Crisis-ridden Pakistan has reportedly been unsuccessful in acquiring liquified natural gas (LNG) from the spot market in its initial attempt in nearly a year. This failure is attributed to suppliers’ reluctance to respond to the financially strapped nation’s bid.
Speaking anonymously, traders informed the publication that no companies reacted to Pakistan LNG Limited’s (PLL) bid for procuring six shipments intended for October through December, which closed on Tuesday.
Previously, the publication reported that numerous international banks hesitated to acknowledge letters of credit from Pakistani institutions to procure LNG shipments. This hesitancy has made suppliers wary of offering cargo.
Pakistan’s challenges are mounting, with a $350 billion economy reeling from a declining currency, political instability, and an escalating risk of defaulting on its foreign debt. Further exacerbating the situation, the International Monetary Fund (IMF) has harshly criticized the federal government’s recently presented budget. This criticism signals potential difficulties in meeting the end-of-June deadline for fund disbursement.

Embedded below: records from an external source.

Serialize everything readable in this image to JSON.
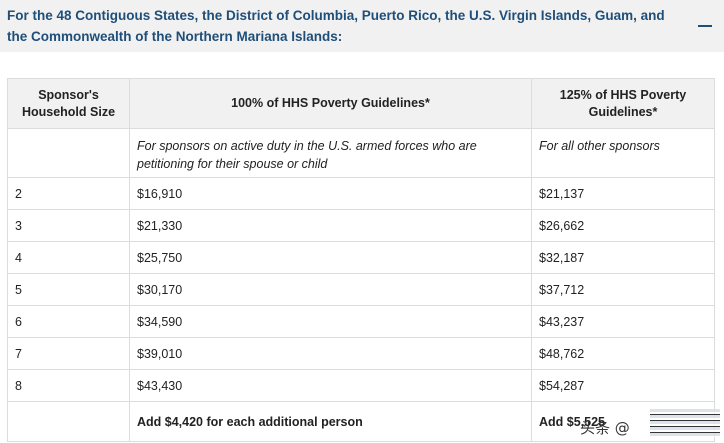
{
  "accordion": {
    "title": "For the 48 Contiguous States, the District of Columbia, Puerto Rico, the U.S. Virgin Islands, Guam, and the Commonwealth of the Northern Mariana Islands:",
    "toggle_icon": "minus-icon"
  },
  "table": {
    "headers": [
      "Sponsor's Household Size",
      "100% of HHS Poverty Guidelines*",
      "125% of HHS Poverty Guidelines*"
    ],
    "subheader": [
      "",
      "For sponsors on active duty in the U.S. armed forces who are petitioning for their spouse or child",
      "For all other sponsors"
    ],
    "rows": [
      [
        "2",
        "$16,910",
        "$21,137"
      ],
      [
        "3",
        "$21,330",
        "$26,662"
      ],
      [
        "4",
        "$25,750",
        "$32,187"
      ],
      [
        "5",
        "$30,170",
        "$37,712"
      ],
      [
        "6",
        "$34,590",
        "$43,237"
      ],
      [
        "7",
        "$39,010",
        "$48,762"
      ],
      [
        "8",
        "$43,430",
        "$54,287"
      ]
    ],
    "footer": [
      "",
      "Add $4,420 for each additional person",
      "Add $5,525"
    ]
  },
  "watermark": {
    "text": "头条 @"
  },
  "colors": {
    "title": "#1f4e79",
    "header_bg": "#f1f1f1",
    "border": "#dcdcdc"
  }
}
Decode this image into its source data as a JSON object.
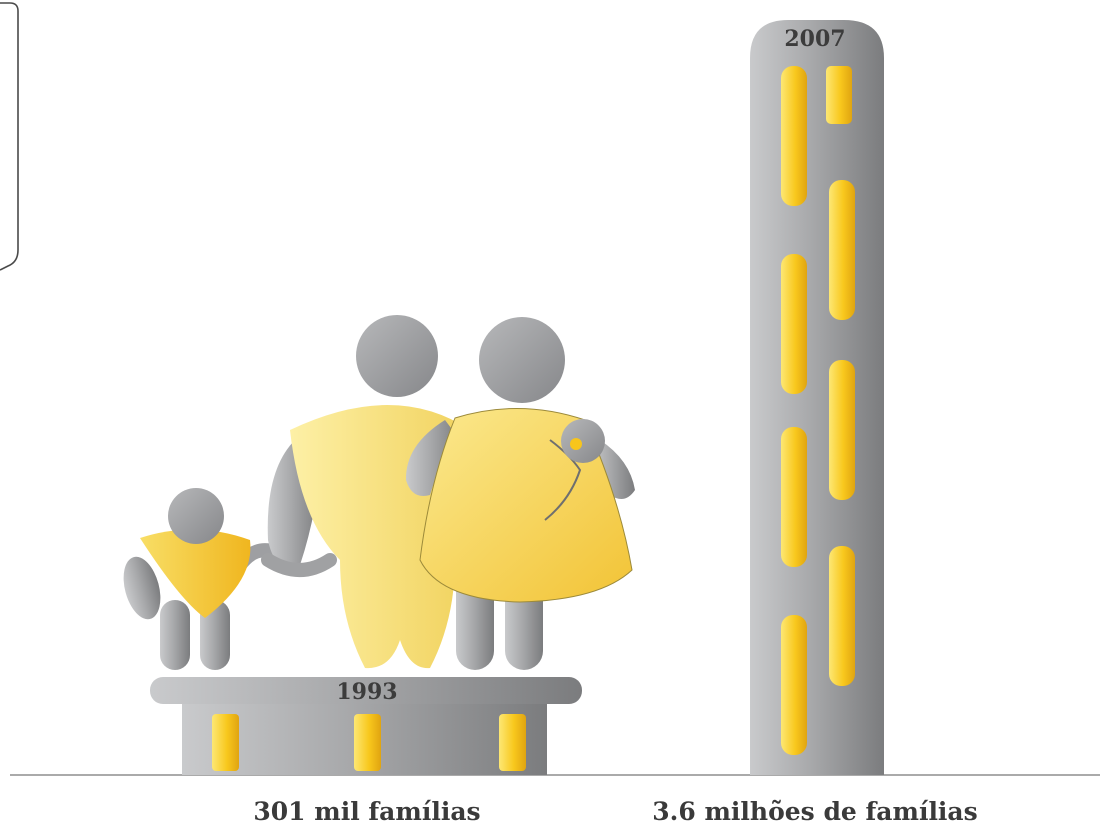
{
  "chart_data": {
    "type": "bar",
    "categories": [
      "1993",
      "2007"
    ],
    "bar_labels": [
      "301 mil famílias",
      "3.6 milhões de famílias"
    ],
    "values": [
      0.301,
      3.6
    ],
    "unit": "milhões de famílias",
    "colors": {
      "building_gray": "#a9a9ab",
      "window_yellow": "#f7c51c",
      "figure_yellow": "#f6dc6a",
      "figure_gray": "#a5a6a9"
    }
  }
}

The failure of Pakistan to secure gas purchases is likely to intensify energy shortages across the nation, leading to an increased frequency of blackouts and a limited fuel supply for industrial consumers.
Last year’s energy crisis, triggered by Russia’s invasion of Ukraine, significantly impacted Pakistan due to its heavy reliance on imports. Several tenders issued by Pakistan in the past year also failed to attract offers from suppliers.